Шрифт:
— Писательство — слабое место врачей, — признался Зураб Торадзе.
Молчание.
Давид Георгадзе снова смежил веки.
На сей раз врач решил, что разговор окончен, повернулся и двинулся к выходу.
Не успел он сделать и двух шагов, как глухой, полный боли голос пациента снова приковал его к месту:
— Он встает?
Главврач понял, кого подразумевает академик.
— Пока еще нет. Дней через десять, вероятно, сможет встать.
— Сознание будет отсутствовать полностью?
— Он будет мыслить на уровне инстинктов.
— Как долго я пробуду здесь?
— Если ваше здоровье будет улучшаться такими же темпами, то через месяц мы вас выпишем.
— Есть ли шанс, что мы где-нибудь встретимся?
— Не понял.
— Есть ли, спрашиваю, шанс, что я встречусь с ним?
— A-а, ни малейшего. Я перевел его на другой этаж.
— На какой? Мне необходимо знать все.
— На седьмой. Вы пока на первом. Скоро переведем вас на второй.
Молчание.
— Вас что-нибудь еще интересует?
— Ничего. Можете идти.
— Слушаюсь. Только лишний раз напоминаю: не забывайте, кто вы. Парикмахер обслужит вас без зеркала. Мне не хочется, чтобы маленькое зеркало испортило весь эффект. После бритья поставим вас на ноги и подведем к большому зеркалу, которое специально принесли сюда утром, — главный врач указал пальцем на стену.
Проследив взглядом за его пальцем, Давид Георгадзе увидел зеркало в рост человека, приставленное лицевой стороной к стене. Неприятная дрожь пробежала по его телу, и нервы напряглись до предела в ожидании чего-то неведомого.
Из зеркала глядел юный, высокий, мускулистый шатен. У него были карие глаза и нос с легкой горбинкой. Заметно удлиненный подбородок и энергичное очертание губ придавали лицу Рамаза Коринтели суровое выражение.

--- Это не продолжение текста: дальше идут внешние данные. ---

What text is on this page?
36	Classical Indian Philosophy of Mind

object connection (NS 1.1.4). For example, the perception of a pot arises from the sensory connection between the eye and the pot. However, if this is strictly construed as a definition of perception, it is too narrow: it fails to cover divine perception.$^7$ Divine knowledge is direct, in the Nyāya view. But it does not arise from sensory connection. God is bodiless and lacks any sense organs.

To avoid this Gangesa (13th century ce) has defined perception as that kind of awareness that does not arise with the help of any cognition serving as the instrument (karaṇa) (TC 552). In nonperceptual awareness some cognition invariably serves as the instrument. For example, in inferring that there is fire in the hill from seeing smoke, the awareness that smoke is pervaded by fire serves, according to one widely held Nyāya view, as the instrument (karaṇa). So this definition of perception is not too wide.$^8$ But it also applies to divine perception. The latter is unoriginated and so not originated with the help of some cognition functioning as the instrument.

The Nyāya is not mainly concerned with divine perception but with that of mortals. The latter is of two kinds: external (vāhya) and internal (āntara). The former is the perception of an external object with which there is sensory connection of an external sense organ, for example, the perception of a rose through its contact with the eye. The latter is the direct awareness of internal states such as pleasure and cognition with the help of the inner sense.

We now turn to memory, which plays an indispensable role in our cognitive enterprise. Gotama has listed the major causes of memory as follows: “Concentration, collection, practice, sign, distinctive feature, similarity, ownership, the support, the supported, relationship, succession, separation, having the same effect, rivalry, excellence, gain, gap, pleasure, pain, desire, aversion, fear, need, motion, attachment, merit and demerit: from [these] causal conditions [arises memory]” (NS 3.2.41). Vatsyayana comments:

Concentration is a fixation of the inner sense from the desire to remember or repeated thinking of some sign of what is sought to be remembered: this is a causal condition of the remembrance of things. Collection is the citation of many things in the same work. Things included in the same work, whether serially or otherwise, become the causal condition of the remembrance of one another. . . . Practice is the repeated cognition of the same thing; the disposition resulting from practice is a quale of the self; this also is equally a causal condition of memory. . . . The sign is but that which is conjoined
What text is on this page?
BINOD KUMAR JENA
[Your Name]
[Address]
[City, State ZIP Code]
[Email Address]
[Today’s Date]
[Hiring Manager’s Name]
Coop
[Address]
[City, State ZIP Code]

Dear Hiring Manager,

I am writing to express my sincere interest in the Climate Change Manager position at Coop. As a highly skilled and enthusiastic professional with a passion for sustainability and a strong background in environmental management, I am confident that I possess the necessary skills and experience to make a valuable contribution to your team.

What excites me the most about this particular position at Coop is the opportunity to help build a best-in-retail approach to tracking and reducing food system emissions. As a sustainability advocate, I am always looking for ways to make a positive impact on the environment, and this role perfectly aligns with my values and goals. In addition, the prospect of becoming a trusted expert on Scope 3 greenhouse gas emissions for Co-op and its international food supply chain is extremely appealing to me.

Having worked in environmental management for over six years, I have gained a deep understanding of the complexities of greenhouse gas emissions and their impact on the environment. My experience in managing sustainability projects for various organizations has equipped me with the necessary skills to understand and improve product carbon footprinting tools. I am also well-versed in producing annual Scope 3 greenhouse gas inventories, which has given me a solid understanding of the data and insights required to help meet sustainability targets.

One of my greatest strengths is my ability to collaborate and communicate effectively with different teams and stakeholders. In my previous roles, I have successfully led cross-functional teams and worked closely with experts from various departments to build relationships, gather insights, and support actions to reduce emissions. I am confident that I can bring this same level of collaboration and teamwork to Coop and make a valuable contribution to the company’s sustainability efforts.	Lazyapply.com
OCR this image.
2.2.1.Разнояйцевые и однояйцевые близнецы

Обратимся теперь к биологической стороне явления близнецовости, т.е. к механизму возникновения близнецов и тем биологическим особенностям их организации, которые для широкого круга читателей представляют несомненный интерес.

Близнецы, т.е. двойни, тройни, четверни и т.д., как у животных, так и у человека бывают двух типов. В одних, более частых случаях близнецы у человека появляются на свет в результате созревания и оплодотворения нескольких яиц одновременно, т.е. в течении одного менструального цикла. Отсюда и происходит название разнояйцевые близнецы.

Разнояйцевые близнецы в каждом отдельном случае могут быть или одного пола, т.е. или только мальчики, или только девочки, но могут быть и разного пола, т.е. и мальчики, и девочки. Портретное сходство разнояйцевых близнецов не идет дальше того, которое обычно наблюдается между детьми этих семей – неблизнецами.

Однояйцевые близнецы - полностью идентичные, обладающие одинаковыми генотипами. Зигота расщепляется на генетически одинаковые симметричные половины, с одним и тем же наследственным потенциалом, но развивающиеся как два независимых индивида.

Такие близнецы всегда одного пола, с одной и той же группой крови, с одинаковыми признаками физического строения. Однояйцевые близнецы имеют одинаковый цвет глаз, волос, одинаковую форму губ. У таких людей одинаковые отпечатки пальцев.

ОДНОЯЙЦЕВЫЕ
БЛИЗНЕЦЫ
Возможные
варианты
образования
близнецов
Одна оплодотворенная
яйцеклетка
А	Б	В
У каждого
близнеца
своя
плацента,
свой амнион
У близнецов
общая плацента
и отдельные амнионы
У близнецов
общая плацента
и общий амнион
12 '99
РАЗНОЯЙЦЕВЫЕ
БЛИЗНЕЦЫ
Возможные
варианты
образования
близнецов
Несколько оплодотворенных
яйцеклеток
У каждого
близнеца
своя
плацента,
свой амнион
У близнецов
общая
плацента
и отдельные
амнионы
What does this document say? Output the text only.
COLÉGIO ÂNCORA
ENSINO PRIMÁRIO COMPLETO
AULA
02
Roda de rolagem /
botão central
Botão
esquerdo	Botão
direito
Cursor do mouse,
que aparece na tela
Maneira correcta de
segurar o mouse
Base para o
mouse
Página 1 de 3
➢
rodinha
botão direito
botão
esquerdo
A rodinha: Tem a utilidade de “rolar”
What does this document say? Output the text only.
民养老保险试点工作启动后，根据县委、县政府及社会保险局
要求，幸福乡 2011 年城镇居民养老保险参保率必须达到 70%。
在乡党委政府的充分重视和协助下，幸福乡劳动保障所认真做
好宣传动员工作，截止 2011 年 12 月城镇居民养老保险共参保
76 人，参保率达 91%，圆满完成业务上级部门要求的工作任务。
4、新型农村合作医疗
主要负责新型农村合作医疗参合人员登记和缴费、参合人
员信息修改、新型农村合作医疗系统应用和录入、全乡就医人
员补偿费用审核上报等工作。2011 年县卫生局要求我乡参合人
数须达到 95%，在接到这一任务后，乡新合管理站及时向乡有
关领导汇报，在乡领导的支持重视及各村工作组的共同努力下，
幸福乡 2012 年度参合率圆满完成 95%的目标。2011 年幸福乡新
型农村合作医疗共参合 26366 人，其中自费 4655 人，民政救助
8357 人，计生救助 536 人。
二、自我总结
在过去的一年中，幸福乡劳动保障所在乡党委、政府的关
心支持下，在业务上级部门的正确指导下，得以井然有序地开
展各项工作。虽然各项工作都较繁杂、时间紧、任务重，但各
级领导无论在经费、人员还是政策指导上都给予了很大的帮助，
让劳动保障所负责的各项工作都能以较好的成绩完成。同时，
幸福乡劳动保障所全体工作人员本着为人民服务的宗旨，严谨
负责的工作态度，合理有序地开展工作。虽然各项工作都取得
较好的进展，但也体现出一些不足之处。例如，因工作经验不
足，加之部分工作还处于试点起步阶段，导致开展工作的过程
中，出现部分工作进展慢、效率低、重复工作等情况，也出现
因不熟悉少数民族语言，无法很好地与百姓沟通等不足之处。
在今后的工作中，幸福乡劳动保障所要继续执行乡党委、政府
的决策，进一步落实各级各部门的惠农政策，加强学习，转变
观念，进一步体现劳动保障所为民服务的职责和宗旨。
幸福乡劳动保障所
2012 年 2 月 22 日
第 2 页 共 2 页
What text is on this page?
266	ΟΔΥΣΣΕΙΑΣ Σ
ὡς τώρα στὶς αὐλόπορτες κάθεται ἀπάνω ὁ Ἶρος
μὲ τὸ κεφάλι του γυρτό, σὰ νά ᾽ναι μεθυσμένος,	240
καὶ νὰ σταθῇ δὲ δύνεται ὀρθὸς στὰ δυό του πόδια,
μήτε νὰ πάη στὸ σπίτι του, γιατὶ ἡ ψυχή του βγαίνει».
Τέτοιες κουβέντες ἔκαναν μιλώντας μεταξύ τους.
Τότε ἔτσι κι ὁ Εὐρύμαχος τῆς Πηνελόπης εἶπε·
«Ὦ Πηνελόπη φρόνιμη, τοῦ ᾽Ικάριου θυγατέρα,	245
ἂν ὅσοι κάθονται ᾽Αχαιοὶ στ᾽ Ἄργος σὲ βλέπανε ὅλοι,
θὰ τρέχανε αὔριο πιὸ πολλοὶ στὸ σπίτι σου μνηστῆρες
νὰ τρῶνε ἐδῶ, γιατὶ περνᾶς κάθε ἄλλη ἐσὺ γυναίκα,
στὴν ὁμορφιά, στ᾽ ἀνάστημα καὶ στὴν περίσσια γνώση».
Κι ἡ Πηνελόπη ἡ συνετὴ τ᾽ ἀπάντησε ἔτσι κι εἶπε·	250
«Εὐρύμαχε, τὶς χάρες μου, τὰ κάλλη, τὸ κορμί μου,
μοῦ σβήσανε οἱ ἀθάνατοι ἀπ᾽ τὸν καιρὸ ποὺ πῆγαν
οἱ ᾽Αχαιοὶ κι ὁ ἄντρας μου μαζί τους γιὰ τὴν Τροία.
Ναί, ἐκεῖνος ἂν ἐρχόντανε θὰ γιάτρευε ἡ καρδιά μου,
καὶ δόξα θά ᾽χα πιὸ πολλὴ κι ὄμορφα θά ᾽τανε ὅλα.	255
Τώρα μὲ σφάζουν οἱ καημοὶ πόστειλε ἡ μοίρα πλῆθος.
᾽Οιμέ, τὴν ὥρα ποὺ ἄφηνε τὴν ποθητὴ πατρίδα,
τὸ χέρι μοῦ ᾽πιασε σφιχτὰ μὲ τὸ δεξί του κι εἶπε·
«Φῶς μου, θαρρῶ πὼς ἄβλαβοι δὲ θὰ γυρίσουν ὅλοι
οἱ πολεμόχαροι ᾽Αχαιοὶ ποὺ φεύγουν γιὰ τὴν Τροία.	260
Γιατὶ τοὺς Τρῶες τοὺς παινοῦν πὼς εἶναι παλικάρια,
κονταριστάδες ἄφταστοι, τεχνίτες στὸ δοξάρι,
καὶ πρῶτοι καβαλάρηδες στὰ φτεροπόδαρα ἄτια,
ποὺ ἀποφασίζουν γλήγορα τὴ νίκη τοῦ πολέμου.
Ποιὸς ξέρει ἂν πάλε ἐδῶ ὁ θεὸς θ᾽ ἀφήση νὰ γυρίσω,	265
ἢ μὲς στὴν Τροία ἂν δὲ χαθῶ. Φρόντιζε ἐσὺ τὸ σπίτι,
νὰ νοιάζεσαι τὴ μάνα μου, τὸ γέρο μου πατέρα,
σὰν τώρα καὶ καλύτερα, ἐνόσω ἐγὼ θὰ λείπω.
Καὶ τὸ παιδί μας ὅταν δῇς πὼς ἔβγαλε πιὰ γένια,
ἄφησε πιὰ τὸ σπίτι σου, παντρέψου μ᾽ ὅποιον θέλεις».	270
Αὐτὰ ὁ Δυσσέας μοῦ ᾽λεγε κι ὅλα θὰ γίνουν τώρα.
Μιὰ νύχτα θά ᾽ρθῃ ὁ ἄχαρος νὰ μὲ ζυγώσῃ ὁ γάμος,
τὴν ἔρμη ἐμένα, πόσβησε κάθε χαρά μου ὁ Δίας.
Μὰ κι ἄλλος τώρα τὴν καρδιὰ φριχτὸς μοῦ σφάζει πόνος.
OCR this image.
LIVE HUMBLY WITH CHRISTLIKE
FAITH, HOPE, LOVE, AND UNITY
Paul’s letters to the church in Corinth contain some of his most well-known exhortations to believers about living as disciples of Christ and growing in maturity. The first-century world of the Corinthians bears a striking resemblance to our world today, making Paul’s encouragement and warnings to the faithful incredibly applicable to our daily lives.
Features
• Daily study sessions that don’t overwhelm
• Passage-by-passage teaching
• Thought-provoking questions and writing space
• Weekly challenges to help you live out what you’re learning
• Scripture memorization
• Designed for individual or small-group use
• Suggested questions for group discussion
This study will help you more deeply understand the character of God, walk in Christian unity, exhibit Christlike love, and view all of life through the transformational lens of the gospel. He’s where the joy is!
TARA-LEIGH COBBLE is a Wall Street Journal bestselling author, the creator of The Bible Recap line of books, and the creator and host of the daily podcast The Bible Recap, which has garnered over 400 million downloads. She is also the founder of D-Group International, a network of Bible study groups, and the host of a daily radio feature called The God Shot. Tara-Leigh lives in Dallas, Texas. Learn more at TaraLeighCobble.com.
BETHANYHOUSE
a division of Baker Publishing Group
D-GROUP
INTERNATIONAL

Поначалу академик даже не мог представить, что отражавшийся в зеркале юноша — он сам. Подумав, будто главный врач привел какого-нибудь молодого ассистента, попытался найти за ним себя. Но, когда на поворот его головы отражение ответило тем же, он понял, что видит Рамаза Коринтели.
Академик невольно вскинул руку и на миг задержал ее. Затем провел тыльной стороной кисти по вспотевшему лбу. Юноша в зеркале исправно повторил его движения. Сомнения отпали, ученый поверил, что чудо свершилось, что это он, превращенный в двадцатитрехлетнего молодого человека, стоит перед зеркалом, в испуге и изумлении разглядывая себя.
Перед тем как больному встать, главный врач снял с него пижаму и натянул на него спортивные трусы. Во время этой процедуры Давид Георгадзе не открывал глаз, ему не хотелось видеть свои нынешние ноги и тело, не хотелось знакомиться со своим преображением по частям. Лучше сразу увидеть в зеркале, что он отныне представляет из себя.
Главный врач, словно прочитав мысли пациента, торжественно произнес:
— Видите, во что мы превратили вас? В цветущего двадцатитрехлетнего атлета. И еще добавлю самое главное — в вашем новом, прекрасном теле воистину заключена прекрасная душа. Мы придали красоте огромные талант, знания и опыт. Разве не чудо совершено нами?!
Давид Георгадзе спокойно вытер лоб. Потом правая рука его соскользнула к мощной груди, прошлась по ней, ощупала бицепсы левой. Вместо радости сильное тело вызвало сначала тоску, сменившуюся затем испугом:
«Где я? На какой из полок этого живого шкафа?»
Он боялся вымолвить слово. Он приблизительно знал, какой у него теперь голос. Все эти дни, разговаривая, он не видел тела. А сейчас никак не верилось, что в теле юного мужчины, отражавшегося в зеркале, находится он сам, и внушительный, молодой баритон, рождавшийся в недрах этой широкой груди, лишний раз подчеркнул бы, что академика Давида Георгадзе уже не существует. А если и существует, то он проглочен этим здоровым и мощным юношей.
«Где же я? — снова засвербила зловещая мысль. — Где я существую и где мыслю?»
Взгляд академика непроизвольно задержался на лбу юноши в зеркале.
«Я там, в этом черепе, запертый, замурованный. Я мыслю и существую за этим лбом. Вот и все!»
По телу забегали миллионы муравьев. Георгадзе ощутил миллионы жгучих уколов.
«Если я только за этим лбом, если я навечно заточен в эту черепную коробку, почему я ощущаю эти уколы? Почему холодная и скользкая глыба, давящая на сердце, толкает меня к пропасти?»
Незаметно для главного врача Давид Георгадзе ущипнул себя за бедро.